The Quiet After The Storm
Lack of Supply And Low Mortgage Rates
The storm of stamp duty driven activity has eased and December/January are usually a quieter time for the housing market. While normal seasonal trends have been disrupted in recent years, there are some signs that the market is returning to more normal patterns this winter. However, these same seasonal patterns are likely to further reduce the already low number of homes available to buy. That could put further upwards pressure on house prices, especially if prospective buyers feel the need to rush their purchase ahead of any interest rate rises.
The Quiet After The Storm
The stamp duty holiday has ended and there are signs the housing market is returning back to more normal levels of activity. The last two years have seen the usual seasonal patterns disrupted. In 2020 it was the pandemic and market lockdown. This year the stamp duty holiday contributed to over 1.2 million transactions in the first nine months of 2021. That’s the same number recorded across whole years prior to the pandemic. However, leading indicators are now suggesting a return to more normal levels of activity. Rightmove reports the number of properties being listed for sale has slowed (Fig 1) along with falls in non-seasonally adjusted asking prices. Meanwhile, the Bank of England reported mortgage approvals for home purchase were similar to pre-pandemic levels in October and Zoopla reports sales agreed were just 6% higher than average in November. After the storm of activity in the first nine months of the year, it appears the housing market is now facing a quieter Christmas.

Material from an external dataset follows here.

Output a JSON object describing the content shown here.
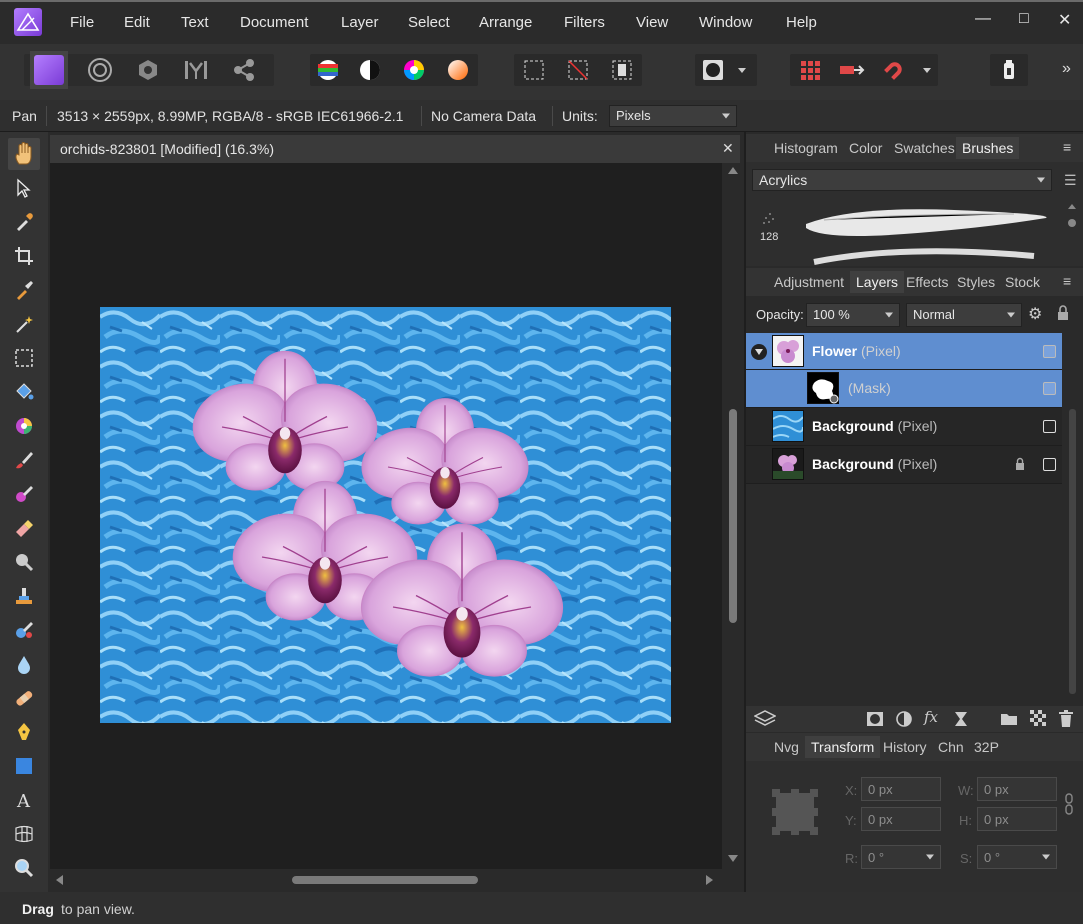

Lack of Supply And Low Mortgage Rates
A quieter couple of months might be welcome to many estate agents, providing them with an opportunity to concentrate on building up stock levels ready for the spring selling market. And obtaining stock to sell is possibly the biggest challenge in the current market. Zoopla reports the number of houses available for sale is half the average for the last five years while Rightmove data shows each agent has just 46 homes for sale, compared to 66 in October last year (and those figures include under offer and sold subject to contract). The more top-end focussed RICS survey reports average stock per surveyor is approaching the record lows reported during lockdown in 2020. The lack of homes available for sale will be a big issue for the housing market in 2022.
Measures of housing market activity may have returned back to pre-pandemic levels but measures of buyer demand are still higher than normal for this time of year. Google searches for Rightmove were 30% higher in November 2021 than 2019 and Zoopla reports buyer interest was 19% higher than the five year average. There are several explanations for these higher levels of buyer demand with low mortgage rates being a key factor. Falling mortgage rates have helped support rising house prices in recent years, with the house price to earnings ratio now higher than the previous 2007 peak (Fig 2). But, while rates remain low, there’s no real sign of a bubble ready to pop. However, the combination of higher than normal demand and a lack of stock for sale is likely to contribute to rising house prices in the short term, especially if prospective buyers feel the need to rush before mortgage rates start rising.
Market At A Glance
Economy – UK
The ONS monthly estimates showed GDP was 5.3% higher in September 2021 than the same month in 2020. This puts monthly GDP just 0.8% lower than the pre-pandemic peak recorded in January 2020. However, this data will inevitably be revised in coming months and years.
House Prices - UK
Rightmove reported a 6.3% rise in asking house prices in the year to November, slightly lower than the 6.5% reported last month. Nationwide reported a 10% annual rise in their mortgage approval based index in November and the ONS reported higher growth in its sales agreed index with an 11.8% rise in the year to September 2021.
Transactions – UK
HMRC provisionally reported 76,390 residential transactions in October. This was 22% below the same month in 2019 and reflects the lull following the end of the stamp duty holiday in England and Northern Ireland. The Bank of England reported mortgage approvals for house purchase were in line with the pre-pandemic trend in October.